It used to be difficulty starting things, which led to insane burnout. Now with medication, that's mostly taken care of, but my forgetfulness hasn't gone away, so that's now the new leader lol.
For me it’s the seeming like a really forgetful person. I have a good memory about things I’m really interested in or when my meds are working. When I don’t remember something it’s usually because I wasn’t paying enough attention or was off my meds and half paying attention.
No concept of time. I'll sit down and feel a bit hungry, but not enough to eat yet, so I'll tell myself "oh I'll eat in an hour". Then I'll blink and it's been at least four hours and I didn't notice getting so hungry I'll end up overeating.
“Oh, I’ve been meaning to do (X). I’ll get right on that!”
I will not get right on that. No matter how sincere I am when I tell you that I will. Unless I am incredibly anxious about it, it’ll drop out of my head and poof into nonexistence the instant this conversation is over.
Procrastination for sure. Plus some kind of object blindness/forgetfulness: i forget stuff i don't see and things i put down somewhere just blend into the landscape really soon. Even if i consciously see them again, my brain doesn't make the connection to do something with them. Like putting them away or throwing them out.
For me it's choosing what I want to focus on. Obvious things like needing to prioritize important but understimulating tasks sure, but more frustrating is just trying to have a convo with someone while something like the TV is on in the other room or a car alarm is going off in the parking lot.

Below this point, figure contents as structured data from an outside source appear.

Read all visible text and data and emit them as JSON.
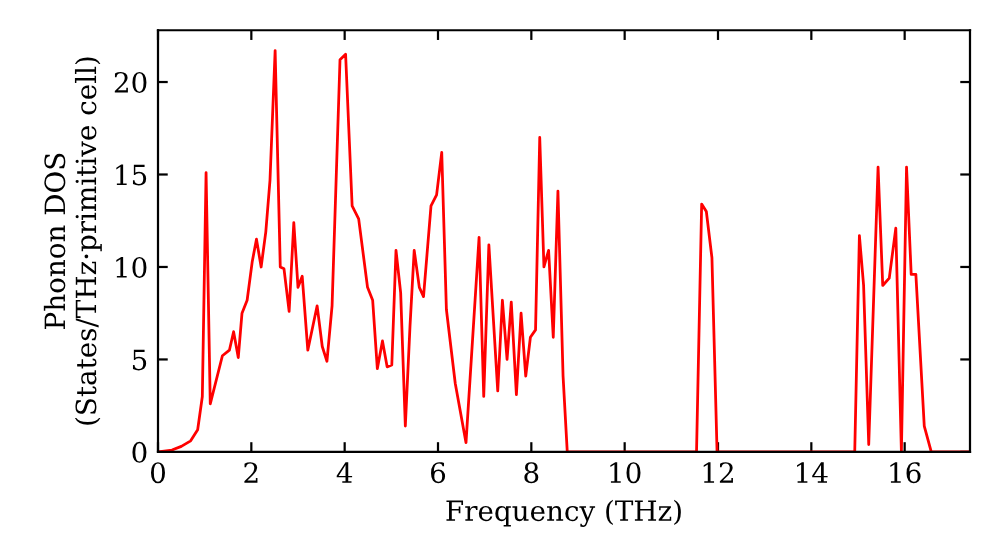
{
  "chart_data": {
    "type": "line",
    "xlabel": "Frequency (THz)",
    "ylabel": "Phonon DOS\n(States/THz·primitive cell)",
    "xlim": [
      0,
      17.4
    ],
    "ylim": [
      0,
      22.8
    ],
    "xticks": [
      0,
      2,
      4,
      6,
      8,
      10,
      12,
      14,
      16
    ],
    "yticks": [
      0,
      5,
      10,
      15,
      20
    ],
    "grid": false,
    "marker": "none",
    "line_style": "solid",
    "series": [
      {
        "color": "#ff0000",
        "x": [
          0,
          0.3,
          0.5,
          0.7,
          0.85,
          0.95,
          1.03,
          1.12,
          1.38,
          1.53,
          1.62,
          1.72,
          1.8,
          1.91,
          2.02,
          2.11,
          2.21,
          2.31,
          2.4,
          2.51,
          2.62,
          2.7,
          2.81,
          2.91,
          3.0,
          3.09,
          3.21,
          3.41,
          3.52,
          3.62,
          3.73,
          3.9,
          4.02,
          4.16,
          4.3,
          4.49,
          4.6,
          4.7,
          4.81,
          4.91,
          5.01,
          5.1,
          5.2,
          5.3,
          5.4,
          5.49,
          5.6,
          5.69,
          5.85,
          5.97,
          6.08,
          6.18,
          6.37,
          6.6,
          6.88,
          6.98,
          7.09,
          7.28,
          7.38,
          7.48,
          7.57,
          7.68,
          7.78,
          7.88,
          7.98,
          8.09,
          8.18,
          8.27,
          8.37,
          8.47,
          8.57,
          8.68,
          8.77,
          11.54,
          11.65,
          11.75,
          11.87,
          11.98,
          14.93,
          15.03,
          15.12,
          15.23,
          15.43,
          15.53,
          15.67,
          15.81,
          15.93,
          16.04,
          16.14,
          16.24,
          16.42,
          16.57,
          17.4
        ],
        "values": [
          0,
          0.1,
          0.3,
          0.6,
          1.2,
          3,
          15.1,
          2.6,
          5.2,
          5.5,
          6.5,
          5.1,
          7.5,
          8.2,
          10.3,
          11.5,
          10.0,
          11.9,
          14.7,
          21.7,
          10.0,
          9.9,
          7.6,
          12.4,
          8.9,
          9.5,
          5.5,
          7.9,
          5.7,
          4.9,
          7.9,
          21.2,
          21.5,
          13.3,
          12.6,
          8.9,
          8.2,
          4.5,
          6.0,
          4.6,
          4.7,
          10.9,
          8.6,
          1.4,
          6.8,
          10.9,
          8.9,
          8.4,
          13.3,
          13.9,
          16.2,
          7.7,
          3.7,
          0.5,
          11.6,
          3.0,
          11.2,
          3.3,
          8.2,
          5.0,
          8.1,
          3.1,
          7.5,
          4.1,
          6.2,
          6.6,
          17.0,
          10.0,
          10.9,
          6.2,
          14.1,
          4.1,
          0,
          0,
          13.4,
          13.0,
          10.5,
          0,
          0,
          11.7,
          9.0,
          0.4,
          15.4,
          9.0,
          9.4,
          12.1,
          0,
          15.4,
          9.6,
          9.6,
          1.4,
          0,
          0
        ]
      }
    ]
  }
}
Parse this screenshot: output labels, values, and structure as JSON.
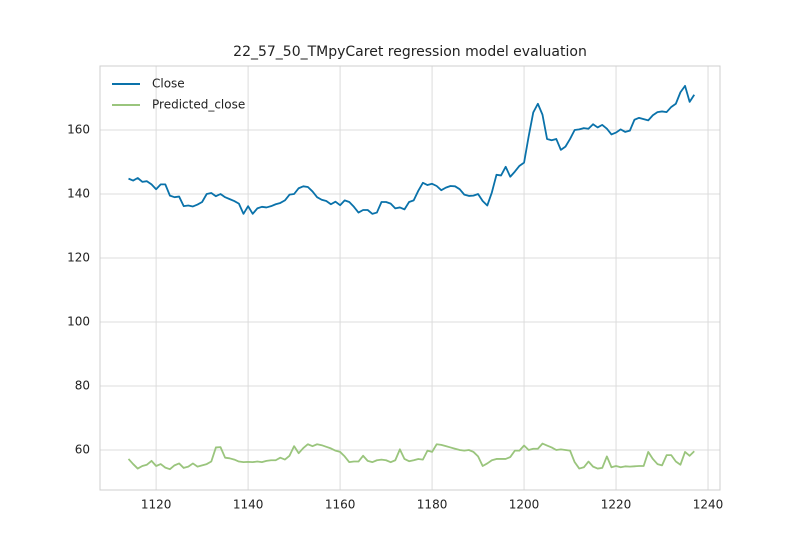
{
  "chart_data": {
    "type": "line",
    "title": "22_57_50_TMpyCaret regression model evaluation",
    "x": [
      1114,
      1115,
      1116,
      1117,
      1118,
      1119,
      1120,
      1121,
      1122,
      1123,
      1124,
      1125,
      1126,
      1127,
      1128,
      1129,
      1130,
      1131,
      1132,
      1133,
      1134,
      1135,
      1136,
      1137,
      1138,
      1139,
      1140,
      1141,
      1142,
      1143,
      1144,
      1145,
      1146,
      1147,
      1148,
      1149,
      1150,
      1151,
      1152,
      1153,
      1154,
      1155,
      1156,
      1157,
      1158,
      1159,
      1160,
      1161,
      1162,
      1163,
      1164,
      1165,
      1166,
      1167,
      1168,
      1169,
      1170,
      1171,
      1172,
      1173,
      1174,
      1175,
      1176,
      1177,
      1178,
      1179,
      1180,
      1181,
      1182,
      1183,
      1184,
      1185,
      1186,
      1187,
      1188,
      1189,
      1190,
      1191,
      1192,
      1193,
      1194,
      1195,
      1196,
      1197,
      1198,
      1199,
      1200,
      1201,
      1202,
      1203,
      1204,
      1205,
      1206,
      1207,
      1208,
      1209,
      1210,
      1211,
      1212,
      1213,
      1214,
      1215,
      1216,
      1217,
      1218,
      1219,
      1220,
      1221,
      1222,
      1223,
      1224,
      1225,
      1226,
      1227,
      1228,
      1229,
      1230,
      1231,
      1232,
      1233,
      1234,
      1235,
      1236,
      1237
    ],
    "series": [
      {
        "name": "Close",
        "color": "#0a72aa",
        "values": [
          144.8,
          144.2,
          145,
          143.8,
          144,
          143,
          141.5,
          143,
          143,
          139.5,
          139,
          139.2,
          136.2,
          136.4,
          136.1,
          136.7,
          137.5,
          140,
          140.3,
          139.3,
          140,
          139,
          138.4,
          137.8,
          137,
          133.8,
          136.2,
          133.8,
          135.5,
          136,
          135.8,
          136.2,
          136.8,
          137.2,
          138,
          139.8,
          140,
          141.8,
          142.4,
          142.2,
          140.8,
          139,
          138.2,
          137.8,
          136.8,
          137.6,
          136.5,
          138,
          137.5,
          136,
          134.2,
          135,
          135,
          133.8,
          134.2,
          137.5,
          137.5,
          137,
          135.5,
          135.8,
          135.2,
          137.5,
          138,
          141,
          143.5,
          142.8,
          143.2,
          142.5,
          141.2,
          142,
          142.5,
          142.4,
          141.5,
          139.8,
          139.4,
          139.5,
          140,
          137.8,
          136.4,
          140.5,
          146,
          145.8,
          148.5,
          145.4,
          147,
          148.8,
          149.8,
          158,
          165.5,
          168.2,
          164.8,
          157.2,
          156.8,
          157.2,
          153.8,
          154.8,
          157.2,
          160,
          160.2,
          160.6,
          160.4,
          161.8,
          160.8,
          161.6,
          160.4,
          158.6,
          159.2,
          160.2,
          159.4,
          159.8,
          163.2,
          163.8,
          163.4,
          163,
          164.6,
          165.6,
          165.8,
          165.6,
          167.2,
          168.2,
          171.8,
          173.8,
          168.8,
          171
        ]
      },
      {
        "name": "Predicted_close",
        "color": "#9ac57d",
        "values": [
          57.2,
          55.6,
          54.2,
          55,
          55.4,
          56.6,
          55,
          55.6,
          54.5,
          54,
          55.2,
          55.8,
          54.4,
          54.8,
          55.8,
          54.8,
          55.2,
          55.6,
          56.4,
          60.8,
          60.9,
          57.6,
          57.4,
          57,
          56.4,
          56.2,
          56.3,
          56.2,
          56.4,
          56.2,
          56.6,
          56.8,
          56.8,
          57.6,
          57,
          58.2,
          61.2,
          59,
          60.6,
          61.8,
          61.2,
          61.8,
          61.5,
          61,
          60.5,
          59.8,
          59.4,
          58,
          56.2,
          56.4,
          56.4,
          58.2,
          56.6,
          56.2,
          56.8,
          57,
          56.8,
          56.2,
          56.8,
          60.2,
          57.2,
          56.5,
          56.8,
          57.2,
          57,
          59.8,
          59.4,
          61.8,
          61.6,
          61.2,
          60.8,
          60.4,
          60,
          59.8,
          60,
          59.4,
          58,
          55,
          55.8,
          56.8,
          57.2,
          57.2,
          57.2,
          57.8,
          59.8,
          59.8,
          61.4,
          60,
          60.4,
          60.4,
          62,
          61.4,
          60.8,
          60,
          60.2,
          60,
          59.8,
          56.2,
          54.2,
          54.6,
          56.4,
          54.8,
          54.2,
          54.4,
          58,
          54.6,
          55,
          54.6,
          54.9,
          54.8,
          54.9,
          55,
          55,
          59.4,
          57.2,
          55.6,
          55.2,
          58.4,
          58.4,
          56.4,
          55.4,
          59.4,
          58.2,
          59.6
        ]
      }
    ],
    "xlim": [
      1107.8,
      1242.6
    ],
    "xticks": [
      1120,
      1140,
      1160,
      1180,
      1200,
      1220,
      1240
    ],
    "ylim": [
      47.5,
      180
    ],
    "yticks": [
      60,
      80,
      100,
      120,
      140,
      160
    ],
    "grid": true,
    "legend": "upper-left"
  }
}
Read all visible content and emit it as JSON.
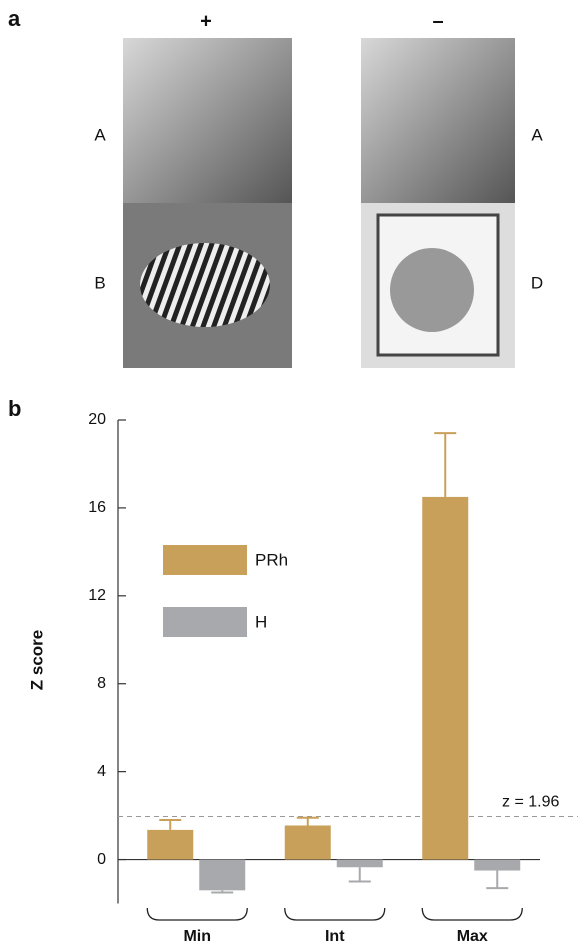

For me is when I'm talking with someone and my mind starts to wander away, then I realize I have no clue what they just said. This is really problematic at work where I have to write down every single thing my boss says to me, otherwise sometimes I don't even know what task I have been assigned.
It's very frustrating with my wife too but at least she understands better what's going on with me.
I have a lot of problems with poor memory, difficulty initiating tasks, time blindness, and problems with processing auditory information. It's hard to say which one is the most annoying though.
I'm still not sure if I have ADHD or not, but it's still a common trait, so I'll say the fact that I keep forgetting everything! Some things, I can remember in meticulous detail, as if it's right in front of me - Calvin and Hobbes strips spring to mind. Other things slide off my brain into the etheral unknown space, and while they're still lodged somewhere in my memory banks, they're painfully out of reach.
I seem to forget a lot of very basic stuff, to the point where it looks like I can't be arsed, and it's as frustrating for me as it probably is for everyone else - if not more so!
I felt like that a majority of my life. Now, I kinda accepted it. I have limits, but I use everything I have to make everything work, and by miracle it work
AuDHDer here, I honestly wish Reddit would quit their bullshit and go back on their proposed changes so that I could go back to my normal routine. Of course, they probably won't, because Reddit doesn't give a shit. Anyway, I've been trying to stay off of there to support the blackout, but old habits die hard for me so I've accidentally logged in a few times.
Kbin seems like an OK alternative. Not so sure about other instances though. Thinking I'm gonna stick with Kbin stuff until I figure out what's what.